PSBC. Ces quatre lettres sont inconnues du grand public, mais elles sont de plus en plus familières parmi les archivistes et, plus largement, au sein des professionnels de la culture.
Le PSBC, ou Plan de sauvegarde des biens culturels, permet à un établissement conservant des biens culturels, d’anticiper un sinistre et d’assurer la sauvegarde de ces biens lorsqu’un accident survient. Lors du tragique incendie de la cathédrale Notre-Dame en 2019, ce plan avait permis de préserver l’essentiel du patrimoine alors que le feu ravageait l’édifice.
Deux objectifs principaux sont assignés au PSBC :
- Permettre un repérage immédiat des biens identifiés comme prioritaires devant être évacués ou protégés sur place en cas de sinistre ;
- Indiquer les moyens matériels nécessaires à la prise en charge des biens, tout en assurant leur bonne traçabilité et leur bonne gestion à l’issue de cette prise en charge.

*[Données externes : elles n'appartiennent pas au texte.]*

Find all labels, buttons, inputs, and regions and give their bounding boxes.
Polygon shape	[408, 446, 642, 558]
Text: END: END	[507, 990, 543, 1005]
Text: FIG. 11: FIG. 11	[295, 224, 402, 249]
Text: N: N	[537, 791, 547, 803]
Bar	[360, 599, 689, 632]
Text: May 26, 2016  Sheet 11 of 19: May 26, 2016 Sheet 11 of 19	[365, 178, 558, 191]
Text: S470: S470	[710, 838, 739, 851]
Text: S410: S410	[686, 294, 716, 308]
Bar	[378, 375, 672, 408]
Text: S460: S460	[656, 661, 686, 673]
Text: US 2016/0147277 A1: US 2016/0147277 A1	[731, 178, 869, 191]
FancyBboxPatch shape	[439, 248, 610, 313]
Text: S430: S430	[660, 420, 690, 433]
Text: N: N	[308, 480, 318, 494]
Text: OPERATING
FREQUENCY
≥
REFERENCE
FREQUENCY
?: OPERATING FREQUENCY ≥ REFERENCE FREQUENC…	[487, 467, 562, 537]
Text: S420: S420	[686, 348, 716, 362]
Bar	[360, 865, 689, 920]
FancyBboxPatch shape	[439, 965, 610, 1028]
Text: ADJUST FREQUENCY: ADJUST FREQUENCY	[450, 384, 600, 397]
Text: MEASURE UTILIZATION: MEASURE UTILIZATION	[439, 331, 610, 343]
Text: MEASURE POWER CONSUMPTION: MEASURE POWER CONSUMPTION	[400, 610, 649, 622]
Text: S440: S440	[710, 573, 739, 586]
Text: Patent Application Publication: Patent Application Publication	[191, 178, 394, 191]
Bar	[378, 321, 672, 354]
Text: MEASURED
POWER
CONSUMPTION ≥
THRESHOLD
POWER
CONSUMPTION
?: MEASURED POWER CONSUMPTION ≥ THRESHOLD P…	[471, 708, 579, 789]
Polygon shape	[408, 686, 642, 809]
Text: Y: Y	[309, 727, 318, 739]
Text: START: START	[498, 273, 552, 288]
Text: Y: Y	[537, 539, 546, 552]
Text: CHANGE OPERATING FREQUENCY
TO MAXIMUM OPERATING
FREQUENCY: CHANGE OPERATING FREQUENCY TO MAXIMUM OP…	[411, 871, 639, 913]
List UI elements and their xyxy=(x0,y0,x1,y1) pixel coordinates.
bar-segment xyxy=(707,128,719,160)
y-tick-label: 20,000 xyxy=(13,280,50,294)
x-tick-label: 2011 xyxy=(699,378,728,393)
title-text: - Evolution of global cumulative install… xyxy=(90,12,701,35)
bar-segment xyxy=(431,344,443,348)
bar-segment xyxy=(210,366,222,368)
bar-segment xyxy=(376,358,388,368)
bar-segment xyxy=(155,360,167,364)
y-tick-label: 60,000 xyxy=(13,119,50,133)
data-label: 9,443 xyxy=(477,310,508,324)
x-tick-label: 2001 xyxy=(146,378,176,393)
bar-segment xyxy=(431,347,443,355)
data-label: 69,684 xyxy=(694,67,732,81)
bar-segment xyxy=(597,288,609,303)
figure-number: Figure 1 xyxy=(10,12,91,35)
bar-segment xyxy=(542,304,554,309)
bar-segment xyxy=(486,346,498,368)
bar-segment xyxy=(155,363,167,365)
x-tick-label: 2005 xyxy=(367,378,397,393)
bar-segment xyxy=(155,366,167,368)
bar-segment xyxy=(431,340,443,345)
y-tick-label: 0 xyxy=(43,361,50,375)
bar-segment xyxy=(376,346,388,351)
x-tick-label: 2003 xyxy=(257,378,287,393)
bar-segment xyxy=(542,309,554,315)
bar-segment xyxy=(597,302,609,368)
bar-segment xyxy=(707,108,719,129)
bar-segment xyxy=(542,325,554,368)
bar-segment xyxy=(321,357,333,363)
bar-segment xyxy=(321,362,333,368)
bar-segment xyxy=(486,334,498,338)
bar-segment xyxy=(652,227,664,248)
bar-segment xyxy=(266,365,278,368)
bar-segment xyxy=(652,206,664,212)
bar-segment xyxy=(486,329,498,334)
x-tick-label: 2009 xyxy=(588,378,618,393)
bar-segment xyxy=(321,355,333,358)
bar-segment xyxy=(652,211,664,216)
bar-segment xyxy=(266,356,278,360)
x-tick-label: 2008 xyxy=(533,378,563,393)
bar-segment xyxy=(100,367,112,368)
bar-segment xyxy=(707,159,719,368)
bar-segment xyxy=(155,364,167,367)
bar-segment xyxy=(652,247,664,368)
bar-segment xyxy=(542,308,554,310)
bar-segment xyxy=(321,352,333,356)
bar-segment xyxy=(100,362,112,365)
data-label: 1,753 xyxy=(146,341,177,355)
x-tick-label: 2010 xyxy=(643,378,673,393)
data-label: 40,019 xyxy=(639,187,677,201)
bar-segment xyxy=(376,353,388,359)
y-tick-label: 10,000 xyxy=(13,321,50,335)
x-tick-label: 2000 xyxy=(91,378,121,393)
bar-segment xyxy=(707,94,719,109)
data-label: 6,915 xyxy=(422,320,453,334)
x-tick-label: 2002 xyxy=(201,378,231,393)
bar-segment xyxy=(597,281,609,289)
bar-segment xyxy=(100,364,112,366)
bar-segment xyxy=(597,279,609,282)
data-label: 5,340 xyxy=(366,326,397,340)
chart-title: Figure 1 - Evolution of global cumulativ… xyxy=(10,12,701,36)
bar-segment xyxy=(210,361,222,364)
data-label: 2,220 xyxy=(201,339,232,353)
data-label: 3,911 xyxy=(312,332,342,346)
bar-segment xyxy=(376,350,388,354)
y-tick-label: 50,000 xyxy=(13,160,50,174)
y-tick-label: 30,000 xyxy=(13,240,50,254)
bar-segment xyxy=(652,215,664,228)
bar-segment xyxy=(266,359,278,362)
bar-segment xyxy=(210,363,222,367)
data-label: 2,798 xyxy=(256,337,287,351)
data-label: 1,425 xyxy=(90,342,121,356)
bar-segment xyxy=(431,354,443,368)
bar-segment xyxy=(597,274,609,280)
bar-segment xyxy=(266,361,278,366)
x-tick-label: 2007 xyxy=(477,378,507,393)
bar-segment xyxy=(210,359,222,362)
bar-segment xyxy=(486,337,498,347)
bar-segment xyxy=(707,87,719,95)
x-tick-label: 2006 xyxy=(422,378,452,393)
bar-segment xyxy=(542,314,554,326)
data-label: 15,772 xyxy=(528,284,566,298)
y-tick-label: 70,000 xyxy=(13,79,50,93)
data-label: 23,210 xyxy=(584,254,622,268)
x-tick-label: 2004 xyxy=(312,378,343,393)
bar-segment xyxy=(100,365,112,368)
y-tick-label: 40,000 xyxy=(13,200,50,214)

Dans un aide-mémoire publié en 2014 par le Service interministériel des archives (Siaf), il est rappelé que le Plan de sauvegarde fait partie intégrante du célèbre plan Orsec (Plan d’organisation des secours) dirigé par les préfets : il constitue « une approche systémique, qui analyse toutes les phases avant, pendant, après un sinistre ».
Un maître-mot suffit à définir la philosophie générale du PSBC : l’anticipation.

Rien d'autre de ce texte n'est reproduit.